In [1]:
import pandas as pd
from sklearn.impute import SimpleImputer
from sklearn.cluster import DBSCAN
import matplotlib.pyplot as plt
import numpy as np
from scipy.io import arff
from sklearn.cluster import KMeans
from sklearn.metrics import silhouette_score
from yellowbrick.cluster import KElbowVisualizer
from sklearn.preprocessing import StandardScaler
import matplotlib.pyplot as plt
from sklearn_extra.cluster import KMedoids
import os
import scipy.cluster.hierarchy as sch
from sklearn.cluster import AgglomerativeClustering
from sklearn.metrics import silhouette_score
from IPython.display import display
from ipywidgets import widgets,interact, IntSlider,Output, VBox,HTML
from kneed import KneeLocator

# manipulating files
Ces fonctions sont utilisées pour manipuler différents fichiers (arff/csv) and listing files in répertoires

In [2]:
def readArffFile(file):
    data ,meta = arff.loadarff(file)
    df = pd.DataFrame(data)
    return df

In [3]:
def readCsvFile(file):
    data = pd.read_csv(file)
    return data   

In [4]:
def readFile(fileName):
    file_path = fr'C:\Users\DELL\Downloads\Data-20240416T120255Z-001\Data\{fileName}'
    df={}
    if(fileName.endswith("csv")):
        df=readCsvFile(file_path)
    else:
        df =readArffFile(file_path)
    return df

In [5]:
def listAllFilesInDirectory(dirPath):
    files = os.listdir(dirPath)
    return files

Cette fonction va transformer les données de type binaire en UTF-8 (données normales)

In [6]:
def update_dataframe(df):
    for col in df.columns:
        if df[col].dtype == 'object':
            df[col] = df[col].apply(lambda x: x.decode('utf-8') if isinstance(x, bytes) else x)
    return df

# preprocessing 
Le preprocessing est une étape essentielle Dans cette étape, nous nettoyons les données ,en montrant une description de notre data, en remplaçant les valeurs manquantes et en normalisant les données si nécessaire.
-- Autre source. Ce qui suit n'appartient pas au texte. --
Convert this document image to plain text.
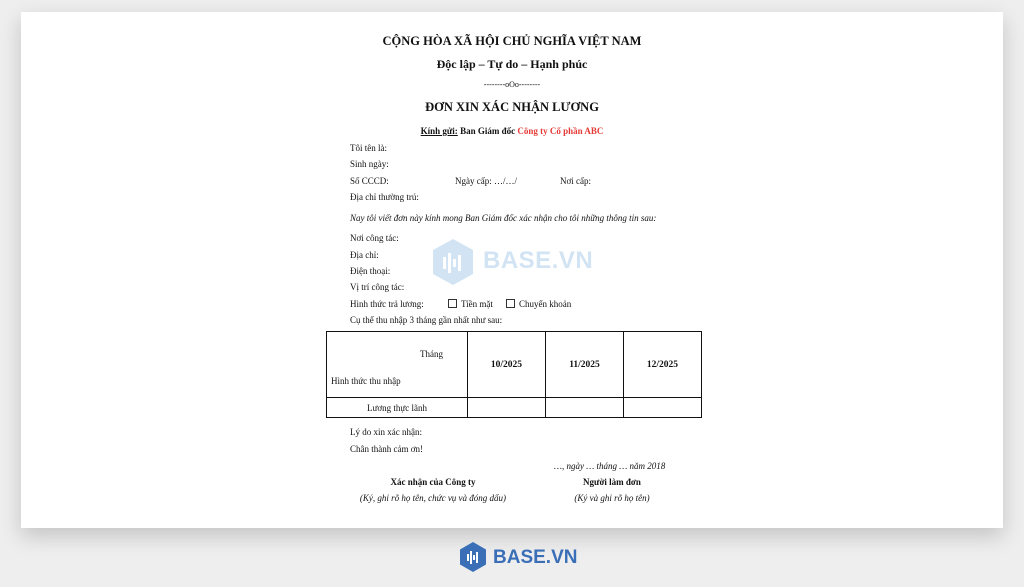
CỘNG HÒA XÃ HỘI CHỦ NGHĨA VIỆT NAM
Độc lập – Tự do – Hạnh phúc
--------oOo--------
ĐƠN XIN XÁC NHẬN LƯƠNG
Kính gửi: Ban Giám đốc Công ty Cổ phần ABC
Tôi tên là:
Sinh ngày:
Số CCCD:	Ngày cấp: …/…/	Nơi cấp:
Địa chỉ thường trú:
Nay tôi viết đơn này kính mong Ban Giám đốc xác nhận cho tôi những thông tin sau:
Nơi công tác:
Địa chỉ:
Điện thoại:
Vị trí công tác:
Hình thức trả lương:	Tiền mặt	Chuyển khoản
Cụ thể thu nhập 3 tháng gần nhất như sau:
Tháng
Hình thức thu nhập	10/2025	11/2025	12/2025
Lương thực lãnh			
Lý do xin xác nhận:
Chân thành cảm ơn!
…, ngày … tháng … năm 2018
Xác nhận của Công ty
(Ký, ghi rõ họ tên, chức vụ và đóng dấu)
Người làm đơn
(Ký và ghi rõ họ tên)
BASE.VN
BASE.VN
Tout cela est crucial avant toute opération de regroupement ou d'analyse de données.

### Paramètres :
- `df` : notre data frame
### Retours :
- `df` : notre dataframe apres preprocessing

In [7]:
def preprocessing(df):
    global preprocess_output
    with preprocess_output:
        preprocess_output.clear_output()
        display_df(df.head(10))
    dfBoxPlot = pd.DataFrame()
    df=df.replace('?', np.nan)
    for col in df.columns:
        if df[col].dtype in ['float64', 'int64']:
            dfBoxPlot[col] = df[col]
            q1=df[col].quantile(0.25)
            q3=df[col].quantile(0.75)
            with preprocess_output:
                display(HTML(""))
                display(HTML(f"column name : {col}"))
                display(HTML(f"column median : {df[col].median()}"))
                display(HTML(f"column mode : {df[col].mode()[0]}"))
                display(HTML(f"column unique values : {df[col].unique()}"))
                display(HTML(""))
            QRI = 1.5*(q3 - q1)
            if(df[col].any() > q3+QRI or df[col].any() < q1 - QRI):
                  df[col] = (df[col] - df[col].mean()) / df[col].std()
                  
        else:
            with preprocess_output:
                display(HTML(""))
                display(HTML(f"column name : {col}"))
                display(HTML(f"column mode : {df[col].mode()[0]}"))
                display(HTML(f"column unique values : {df[col].unique()}"))
                display(HTML(""))
    if df.isna().any().any():
        imputer = SimpleImputer(strategy='most_frequent')
        updated_data = imputer.fit_transform(df)
        df = pd.DataFrame(updated_data, columns=df.columns)
    with preprocess_output:
        displayboxplot(dfBoxPlot)
    return df

# one hot encoding
Cette fonction nous aidera à travailler avec des données catégorielles en utilisant sklearn. Les fonctions de sklearn ne prennent pas en charge les données catégorielle

### Paramètres :
- `data` : notre dataframe

### Retours :
- `data` : notre dataframe apres codage

In [8]:
def encoding_data(data):
    numerical_cols = data.select_dtypes(include=['number']).columns
    categorical_cols = data.select_dtypes(exclude=['number']).columns

    encoded_categorical_cols = pd.get_dummies(data[categorical_cols])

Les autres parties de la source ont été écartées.